A I’m sure that manufacturers on the whole are responsible citizens regarding the safety of their products. Their children and their parents may well become the patients who could be affected by this. So I have a rather trusting view of this. But I think there are probably some serious challenges here, which is true with any innovation and certainly ones with a commercial interest: When [manufacturers] introduce a change, they may be unconsciously biased toward noticing the benefits without really being aware of the side effects.

So there is always a need for diligence on the producers’ side to maintain skepticism, especially when it might go against their commercial interest. More than that, and I don’t know this, but I wonder if maybe this issue of cross-manufacturer testing is part of the problem here. So if your company makes ventilator pumps and my company makes RFID devices, do I get your equipment and test [the two together]? I don’t know the answer to that. We have a very important example of that in the drug side, which has to do with look-alike labels and names. We need a much stronger [push] in this country to ensure that when a new drug is made or a new label is printed that they aren’t easily confused with a different drug and a different label. And we have innumerable examples of this kind of confusion, which leads to hazards. Mike Cohen from the Institute for Safe Medication has for decades spoken about and documented this.
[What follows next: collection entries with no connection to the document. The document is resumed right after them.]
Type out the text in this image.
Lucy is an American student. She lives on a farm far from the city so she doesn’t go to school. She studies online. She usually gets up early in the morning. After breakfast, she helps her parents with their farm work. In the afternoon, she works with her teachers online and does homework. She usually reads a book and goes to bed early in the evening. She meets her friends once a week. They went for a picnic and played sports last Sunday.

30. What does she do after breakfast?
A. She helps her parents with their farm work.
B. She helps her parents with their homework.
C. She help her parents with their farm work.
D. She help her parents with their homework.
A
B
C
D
But here we have a failure of cooperation. The industry on the pharmaceutical side is not committed to coordinating and cooperating to avoid the possibility of confusion. We can approach that either with self-guided industry standards that insist on cooperation, or within a regulatory framework by saying, “If you’re not going to do it, we’re going to make you do it.” I don’t know which solution we have to turn to, but I do know that at the moment, we are not where we need to be.

This article first appeared in the November 2008 issue of Materials Management in Health Care.